Tchad : rareté du poisson à Ati, un défi économique et alimentaire majeur
À Ati, la rareté du poisson, due à des facteurs climatiques et économiques, menace la sécurité alimentaire et les revenus locaux. Des solutions durables sont nécessaires pour stabiliser la situation.
Par Gloria Ronel
La ville d’Ati, chef-lieu de la province du Batha, autrefois un centre névralgique pour la commercialisation du poisson provenant du Lac Fitri, fait face à une pénurie inquiétante.

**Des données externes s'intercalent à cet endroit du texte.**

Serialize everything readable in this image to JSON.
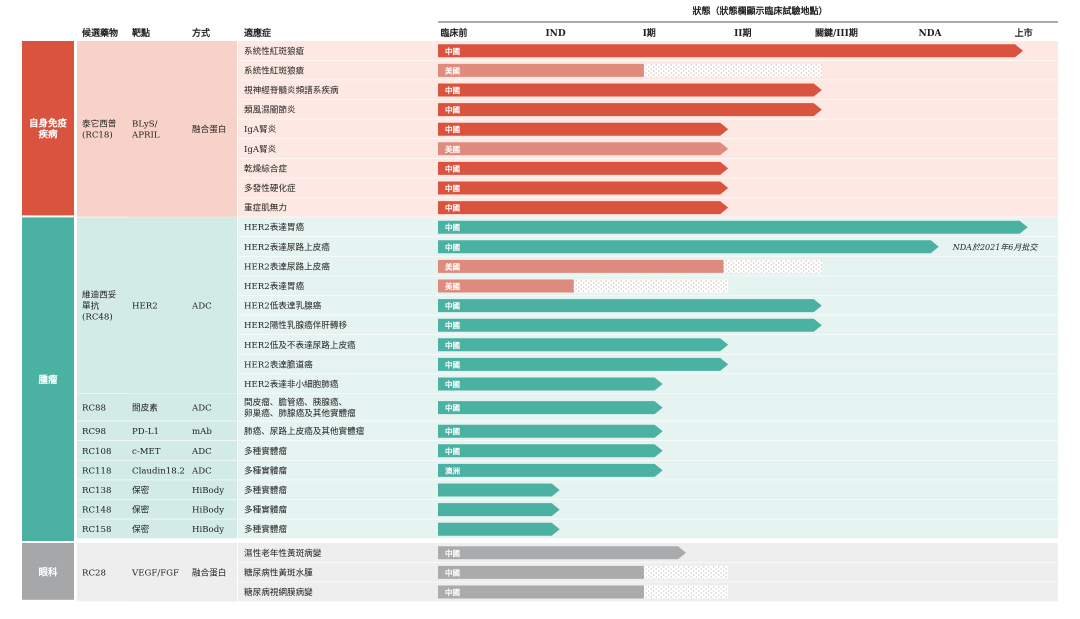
{
  "header": {
    "status_title": "狀態（狀態欄顯示臨床試驗地點）",
    "col_candidate": "候選藥物",
    "col_target": "靶點",
    "col_modality": "方式",
    "col_indication": "適應症"
  },
  "chart_data": {
    "type": "bar",
    "orientation": "horizontal",
    "stage_labels": [
      "臨床前",
      "IND",
      "I期",
      "II期",
      "關鍵/III期",
      "NDA",
      "上市"
    ],
    "colors": {
      "autoimmune": "#d9533f",
      "autoimmune_light": "#df8b7e",
      "autoimmune_bg": "#fde8e3",
      "autoimmune_group_bg": "#f7d2c8",
      "oncology": "#4ab1a3",
      "oncology_light": "#de8a7c",
      "oncology_bg": "#e6f4f1",
      "oncology_group_bg": "#d2ebe6",
      "ophthalmology": "#aaabad",
      "ophthalmology_bg": "#eeeeee"
    },
    "categories": [
      {
        "name": "自身免疫疾病",
        "color": "#d9533f",
        "row_start": 0,
        "row_count": 9
      },
      {
        "name": "腫瘤",
        "color": "#4ab1a3",
        "row_start": 9,
        "row_count": 17
      },
      {
        "name": "眼科",
        "color": "#a6a7a9",
        "row_start": 26,
        "row_count": 3
      }
    ],
    "drug_groups": [
      {
        "name": "泰它西普\n(RC18)",
        "target": "BLyS/\nAPRIL",
        "modality": "融合蛋白",
        "row_start": 0,
        "row_count": 9,
        "theme": "autoimmune"
      },
      {
        "name": "維迪西妥\n單抗\n(RC48)",
        "target": "HER2",
        "modality": "ADC",
        "row_start": 9,
        "row_count": 9,
        "theme": "oncology"
      },
      {
        "name": "RC88",
        "target": "間皮素",
        "modality": "ADC",
        "row_start": 18,
        "row_count": 1,
        "theme": "oncology"
      },
      {
        "name": "RC98",
        "target": "PD-L1",
        "modality": "mAb",
        "row_start": 19,
        "row_count": 1,
        "theme": "oncology"
      },
      {
        "name": "RC108",
        "target": "c-MET",
        "modality": "ADC",
        "row_start": 20,
        "row_count": 1,
        "theme": "oncology"
      },
      {
        "name": "RC118",
        "target": "Claudin18.2",
        "modality": "ADC",
        "row_start": 21,
        "row_count": 1,
        "theme": "oncology"
      },
      {
        "name": "RC138",
        "target": "保密",
        "modality": "HiBody",
        "row_start": 22,
        "row_count": 1,
        "theme": "oncology"
      },
      {
        "name": "RC148",
        "target": "保密",
        "modality": "HiBody",
        "row_start": 23,
        "row_count": 1,
        "theme": "oncology"
      },
      {
        "name": "RC158",
        "target": "保密",
        "modality": "HiBody",
        "row_start": 24,
        "row_count": 1,
        "theme": "oncology"
      },
      {
        "name": "RC28",
        "target": "VEGF/FGF",
        "modality": "融合蛋白",
        "row_start": 26,
        "row_count": 3,
        "theme": "ophthalmology"
      }
    ],
    "rows": [
      {
        "indication": "系統性紅斑狼瘡",
        "region": "中國",
        "progress": 6.25,
        "arrow": true,
        "dotted_to": null,
        "theme": "autoimmune",
        "light": false
      },
      {
        "indication": "系統性紅斑狼瘡",
        "region": "美國",
        "progress": 2.2,
        "arrow": false,
        "dotted_to": 4.1,
        "theme": "autoimmune",
        "light": true
      },
      {
        "indication": "視神經脊髓炎頻譜系疾病",
        "region": "中國",
        "progress": 4.1,
        "arrow": true,
        "dotted_to": null,
        "theme": "autoimmune",
        "light": false
      },
      {
        "indication": "類風濕關節炎",
        "region": "中國",
        "progress": 4.1,
        "arrow": true,
        "dotted_to": null,
        "theme": "autoimmune",
        "light": false
      },
      {
        "indication": "IgA腎炎",
        "region": "中國",
        "progress": 3.1,
        "arrow": true,
        "dotted_to": null,
        "theme": "autoimmune",
        "light": false
      },
      {
        "indication": "IgA腎炎",
        "region": "美國",
        "progress": 3.1,
        "arrow": true,
        "dotted_to": null,
        "theme": "autoimmune",
        "light": true
      },
      {
        "indication": "乾燥綜合症",
        "region": "中國",
        "progress": 3.1,
        "arrow": true,
        "dotted_to": null,
        "theme": "autoimmune",
        "light": false
      },
      {
        "indication": "多發性硬化症",
        "region": "中國",
        "progress": 3.1,
        "arrow": true,
        "dotted_to": null,
        "theme": "autoimmune",
        "light": false
      },
      {
        "indication": "重症肌無力",
        "region": "中國",
        "progress": 3.1,
        "arrow": true,
        "dotted_to": null,
        "theme": "autoimmune",
        "light": false
      },
      {
        "indication": "HER2表達胃癌",
        "region": "中國",
        "progress": 6.3,
        "arrow": true,
        "dotted_to": null,
        "theme": "oncology",
        "light": false
      },
      {
        "indication": "HER2表達尿路上皮癌",
        "region": "中國",
        "progress": 5.35,
        "arrow": true,
        "dotted_to": null,
        "theme": "oncology",
        "light": false,
        "note": "NDA於2021年6月批交"
      },
      {
        "indication": "HER2表達尿路上皮癌",
        "region": "美國",
        "progress": 3.05,
        "arrow": false,
        "dotted_to": 4.1,
        "theme": "oncology",
        "light": true
      },
      {
        "indication": "HER2表達胃癌",
        "region": "美國",
        "progress": 1.45,
        "arrow": false,
        "dotted_to": 3.1,
        "theme": "oncology",
        "light": true
      },
      {
        "indication": "HER2低表達乳腺癌",
        "region": "中國",
        "progress": 4.1,
        "arrow": true,
        "dotted_to": null,
        "theme": "oncology",
        "light": false
      },
      {
        "indication": "HER2陽性乳腺癌伴肝轉移",
        "region": "中國",
        "progress": 4.1,
        "arrow": true,
        "dotted_to": null,
        "theme": "oncology",
        "light": false
      },
      {
        "indication": "HER2低及不表達尿路上皮癌",
        "region": "中國",
        "progress": 3.1,
        "arrow": true,
        "dotted_to": null,
        "theme": "oncology",
        "light": false
      },
      {
        "indication": "HER2表達膽道癌",
        "region": "中國",
        "progress": 3.1,
        "arrow": true,
        "dotted_to": null,
        "theme": "oncology",
        "light": false
      },
      {
        "indication": "HER2表達非小細胞肺癌",
        "region": "中國",
        "progress": 2.4,
        "arrow": true,
        "dotted_to": null,
        "theme": "oncology",
        "light": false
      },
      {
        "indication": "間皮瘤、膽管癌、胰腺癌、\n卵巢癌、肺腺癌及其他實體瘤",
        "region": "中國",
        "progress": 2.4,
        "arrow": true,
        "dotted_to": null,
        "theme": "oncology",
        "light": false,
        "double": true
      },
      {
        "indication": "肺癌、尿路上皮癌及其他實體瘤",
        "region": "中國",
        "progress": 2.4,
        "arrow": true,
        "dotted_to": null,
        "theme": "oncology",
        "light": false
      },
      {
        "indication": "多種實體瘤",
        "region": "中國",
        "progress": 2.4,
        "arrow": true,
        "dotted_to": null,
        "theme": "oncology",
        "light": false
      },
      {
        "indication": "多種實體瘤",
        "region": "澳洲",
        "progress": 2.4,
        "arrow": true,
        "dotted_to": null,
        "theme": "oncology",
        "light": false
      },
      {
        "indication": "多種實體瘤",
        "region": "",
        "progress": 1.3,
        "arrow": true,
        "dotted_to": null,
        "theme": "oncology",
        "light": false
      },
      {
        "indication": "多種實體瘤",
        "region": "",
        "progress": 1.3,
        "arrow": true,
        "dotted_to": null,
        "theme": "oncology",
        "light": false
      },
      {
        "indication": "多種實體瘤",
        "region": "",
        "progress": 1.3,
        "arrow": true,
        "dotted_to": null,
        "theme": "oncology",
        "light": false
      },
      {
        "indication": "",
        "region": "",
        "progress": 0,
        "arrow": false,
        "dotted_to": null,
        "theme": "oncology",
        "light": false,
        "separator": true
      },
      {
        "indication": "濕性老年性黃斑病變",
        "region": "中國",
        "progress": 2.65,
        "arrow": true,
        "dotted_to": null,
        "theme": "ophthalmology",
        "light": false
      },
      {
        "indication": "糖尿病性黃斑水腫",
        "region": "中國",
        "progress": 2.2,
        "arrow": false,
        "dotted_to": 3.1,
        "theme": "ophthalmology",
        "light": false
      },
      {
        "indication": "糖尿病視網膜病變",
        "region": "中國",
        "progress": 2.2,
        "arrow": false,
        "dotted_to": 3.1,
        "theme": "ophthalmology",
        "light": false
      }
    ]
  }
}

Cette ressource halieutique, essentielle pour les revenus des pêcheurs, des commerçants et de nombreuses familles, se raréfie sur les marchés locaux, soulevant des préoccupations économiques, sociales et environnementales.

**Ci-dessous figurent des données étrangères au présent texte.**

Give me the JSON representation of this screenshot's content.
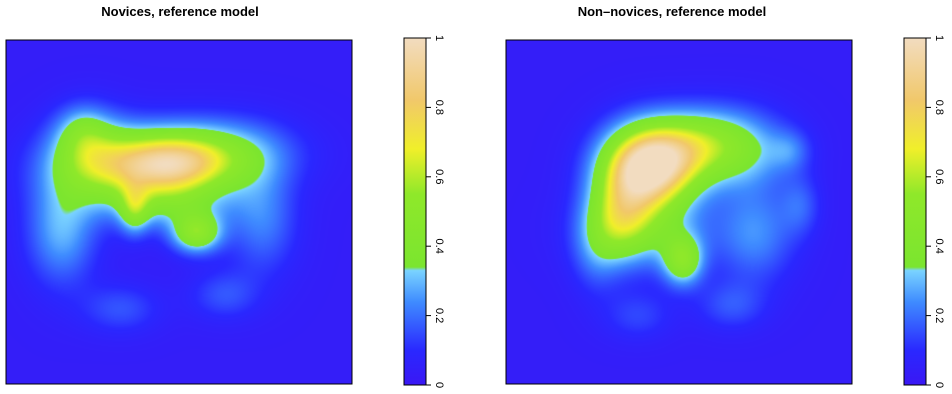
{
  "chart_data": [
    {
      "type": "heatmap",
      "title": "Novices, reference model",
      "xlabel": "",
      "ylabel": "",
      "colorbar": {
        "range": [
          0,
          1
        ],
        "ticks": [
          "0",
          "0.2",
          "0.4",
          "0.6",
          "0.8",
          "1"
        ],
        "stops": [
          {
            "value": 0.0,
            "color": "#3a17f4"
          },
          {
            "value": 0.1,
            "color": "#2a28ff"
          },
          {
            "value": 0.24,
            "color": "#3f8cff"
          },
          {
            "value": 0.33,
            "color": "#7ad3ff"
          },
          {
            "value": 0.34,
            "color": "#7be52f"
          },
          {
            "value": 0.55,
            "color": "#8fe82a"
          },
          {
            "value": 0.68,
            "color": "#f0ef2a"
          },
          {
            "value": 0.82,
            "color": "#f1c86a"
          },
          {
            "value": 1.0,
            "color": "#f2dcc0"
          }
        ]
      },
      "blobs": [
        {
          "cx": 0.47,
          "cy": 0.36,
          "sx": 0.12,
          "sy": 0.06,
          "a": 0.55
        },
        {
          "cx": 0.34,
          "cy": 0.37,
          "sx": 0.15,
          "sy": 0.08,
          "a": 0.35
        },
        {
          "cx": 0.62,
          "cy": 0.33,
          "sx": 0.14,
          "sy": 0.07,
          "a": 0.3
        },
        {
          "cx": 0.24,
          "cy": 0.32,
          "sx": 0.08,
          "sy": 0.08,
          "a": 0.25
        },
        {
          "cx": 0.55,
          "cy": 0.56,
          "sx": 0.05,
          "sy": 0.04,
          "a": 0.45
        },
        {
          "cx": 0.37,
          "cy": 0.49,
          "sx": 0.03,
          "sy": 0.05,
          "a": 0.3
        },
        {
          "cx": 0.16,
          "cy": 0.55,
          "sx": 0.07,
          "sy": 0.11,
          "a": 0.25
        },
        {
          "cx": 0.48,
          "cy": 0.48,
          "sx": 0.12,
          "sy": 0.05,
          "a": 0.2
        },
        {
          "cx": 0.74,
          "cy": 0.52,
          "sx": 0.07,
          "sy": 0.11,
          "a": 0.18
        },
        {
          "cx": 0.63,
          "cy": 0.74,
          "sx": 0.07,
          "sy": 0.05,
          "a": 0.12
        },
        {
          "cx": 0.33,
          "cy": 0.78,
          "sx": 0.08,
          "sy": 0.05,
          "a": 0.12
        },
        {
          "cx": 0.22,
          "cy": 0.26,
          "sx": 0.05,
          "sy": 0.05,
          "a": 0.15
        }
      ]
    },
    {
      "type": "heatmap",
      "title": "Non–novices, reference model",
      "xlabel": "",
      "ylabel": "",
      "colorbar": {
        "range": [
          0,
          1
        ],
        "ticks": [
          "0",
          "0.2",
          "0.4",
          "0.6",
          "0.8",
          "1"
        ],
        "stops": [
          {
            "value": 0.0,
            "color": "#3a17f4"
          },
          {
            "value": 0.1,
            "color": "#2a28ff"
          },
          {
            "value": 0.24,
            "color": "#3f8cff"
          },
          {
            "value": 0.33,
            "color": "#7ad3ff"
          },
          {
            "value": 0.34,
            "color": "#7be52f"
          },
          {
            "value": 0.55,
            "color": "#8fe82a"
          },
          {
            "value": 0.68,
            "color": "#f0ef2a"
          },
          {
            "value": 0.82,
            "color": "#f1c86a"
          },
          {
            "value": 1.0,
            "color": "#f2dcc0"
          }
        ]
      },
      "blobs": [
        {
          "cx": 0.43,
          "cy": 0.36,
          "sx": 0.09,
          "sy": 0.08,
          "a": 0.8
        },
        {
          "cx": 0.36,
          "cy": 0.4,
          "sx": 0.08,
          "sy": 0.09,
          "a": 0.35
        },
        {
          "cx": 0.56,
          "cy": 0.3,
          "sx": 0.1,
          "sy": 0.07,
          "a": 0.35
        },
        {
          "cx": 0.33,
          "cy": 0.52,
          "sx": 0.06,
          "sy": 0.08,
          "a": 0.3
        },
        {
          "cx": 0.51,
          "cy": 0.64,
          "sx": 0.04,
          "sy": 0.05,
          "a": 0.4
        },
        {
          "cx": 0.41,
          "cy": 0.55,
          "sx": 0.12,
          "sy": 0.08,
          "a": 0.25
        },
        {
          "cx": 0.69,
          "cy": 0.32,
          "sx": 0.1,
          "sy": 0.08,
          "a": 0.22
        },
        {
          "cx": 0.72,
          "cy": 0.56,
          "sx": 0.08,
          "sy": 0.1,
          "a": 0.2
        },
        {
          "cx": 0.82,
          "cy": 0.32,
          "sx": 0.04,
          "sy": 0.04,
          "a": 0.12
        },
        {
          "cx": 0.85,
          "cy": 0.48,
          "sx": 0.04,
          "sy": 0.06,
          "a": 0.12
        },
        {
          "cx": 0.26,
          "cy": 0.6,
          "sx": 0.05,
          "sy": 0.09,
          "a": 0.15
        },
        {
          "cx": 0.65,
          "cy": 0.77,
          "sx": 0.07,
          "sy": 0.05,
          "a": 0.12
        },
        {
          "cx": 0.38,
          "cy": 0.8,
          "sx": 0.07,
          "sy": 0.05,
          "a": 0.1
        }
      ]
    }
  ],
  "colors": {
    "background": "#ffffff",
    "plot_background": "#3a17f4",
    "frame": "#000000"
  }
}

Une baisse visible de l’approvisionnement
Chaque jour, les familles peinent à inclure du poisson dans leur alimentation quotidienne. Les marchés d’Ati éprouvent des difficultés croissantes à s'approvisionner en poisson frais et fumé. Les commerçants rapportent une chute drastique des quantités disponibles, entraînant une flambée des prix qui érode le pouvoir d'achat des ménages, surtout les plus modestes.
Les consommateurs se voient contraints de se tourner vers la viande, plus coûteuse, en raison des prix exorbitants des rares poissons disponibles. Par exemple, le poisson autrefois vendu à 500 FCFA se vend maintenant à 1500 FCFA, et celui à 2000 FCFA atteint 4000 FCFA. Pour les ménages à faible revenu, le poisson est devenu un luxe. Malgré le potentiel du Lac Fitri, les captures semblent avoir diminué, impactant directement les marchés régionaux.
Les facteurs à l’origine de la rareté du poisson à Ati
Les variations climatiques influencent fortement les écosystèmes aquatiques du Lac Fitri. Les sécheresses prolongées, la baisse du niveau des eaux et les modifications des cycles de reproduction des poissons réduisent les stocks. À l'inverse, les crues perturbent les activités de pêche.
Selon les commerçants, l'augmentation de la population riveraine et l'intensification des activités de pêche exercent une pression accrue sur les ressources du lac. L'utilisation de techniques de pêche non réglementaires compromet le renouvellement naturel des espèces.
À ces défis s’ajoutent les problèmes de transport et de conservation. Les mauvaises conditions de transport entraînent parfois des pertes importantes avant l’arrivée sur les marchés. L'absence d'alternatives de production contribue à la rareté du poisson.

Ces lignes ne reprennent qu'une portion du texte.